O relator da Comissão Parlamentar de Inquérito (CPI) dos Correios, deputado Osmar Serraglio (PMDB-PR) reúne-se amanhã (02) com o diretor do Departamento de Recuperação de Ativos e Cooperação Jurídica Internacional (DRCI) Antenor Madruga, para definir como será o acesso aos documentos com a quebra do sigilo bancário do publicitário Duda Mendonça nos Estados Unidos. Após analisar os documentos, a CPI quer marcar para dia 15 o novo depoimento de Duda Mendonça.

Amanhã é a primeira vez que integrantes da comissão terão acesso formal à papelada, que foi enviada pela Promotoria de Nova York, há três meses, para o Brasil. Os documentos foram analisados pelo Ministério Público (MP) e pela Polícia Federal (PF) e registram a movimentação da conta Dusseldorf no BankBoston de Miami, cujo titular é ele.

Apenas na semana passada, a CPI dos Correios obteve autorização da Justiça norte-americana para ter acesso aos documentos.

A fim de evitar vazamentos, o comando da comissão decidiu que apenas dois técnicos e quatro parlamentares poderão manusear os papéis: os relatores-adjuntos, deputados Eduardo Paes (PSDB-RJ) e Maurício Rands (PT-PE), além de Serraglio e do presidente da comissão, senador Delcídio Amaral (PT-MS). "A reunião com o diretor do DRCI é mais para planejar como será o nosso acesso aos documentos", afirmou hoje Rands.

O relator da CPI dos Correios pretende entregar o relatório final no dia 21. A Dusseldorf é uma offshore cuja conta foi aberta por Duda Mendonça por orientação do empresário Marcos Valério Fernandes de Souza, segundo relato do publicitário à CPI, em agosto. A conta foi usada para receber R$ 10,5 milhões como parte do pagamento dos serviços que Duda Mendonça prestou ao PT nacional na campanha de 2002.

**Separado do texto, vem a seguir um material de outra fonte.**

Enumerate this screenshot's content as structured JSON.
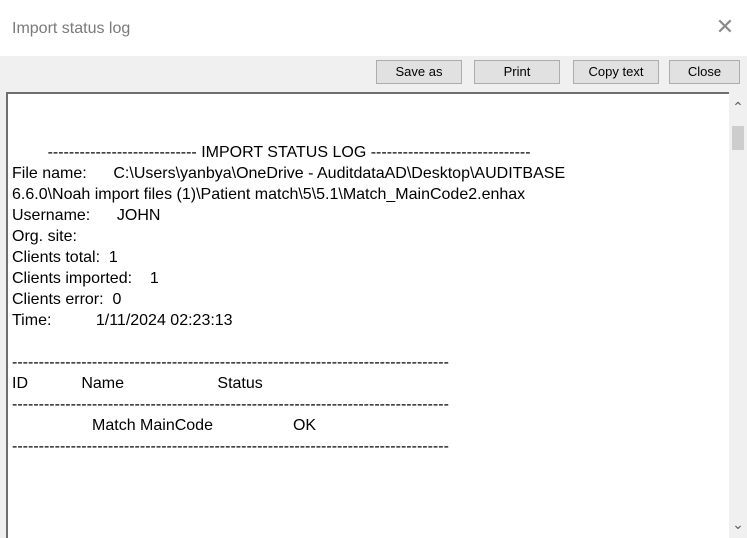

As análises feitas pelo DRCI detectaram que a Dusseldorf foi alimentada por, pelo menos, seis outras contas, sendo três de empresas ligadas ao Banco Rural. Os extratos também apontam que a Dusseldorf transferiu US$ 1,13 milhão para três outras contas – duas delas pertencem às offshores Strongbox e Raspberry As duas offshores têm sede nas Bahamas (Caribe), como a Dusseldorf, e um mesmo número de caixa postal como referência.

Antes do depoimento de Duda Mendonça, a CPI pretende ouvir o ex-assessor especial da Casa Civil Marcelo Sereno, na terça-feira (07) ou dia 8, e o economista Lúcio Bolonha Funaro, ex-dono da corretora Guaranhus, que repassou recursos para o PL. Os integrantes da comissão querem saber os detalhes da relação de Sereno com os fundos de pensão de empresas estatais, que tiveram prejuízos de mais de R$ 700 milhões nos últimos cinco anos.

Apesar de nove depoimentos marcados para amanhã nas sub-relatorias da CPI, nenhum é considerado relevante nem deverá atrair as atenções da maioria dos integrantes da comissão. Entre os convidados, estão o diretor da Corretora São Paulo Jorge Ribeiro dos Santos e representantes dos Conselhos Deliberativo e Fiscal da Caixa de Previdência dos Funcionários do Banco do Brasil (Previ), Gilberto Audelino Corrêa e Luiz Carlos Siqueira Aguiar, respectivamente.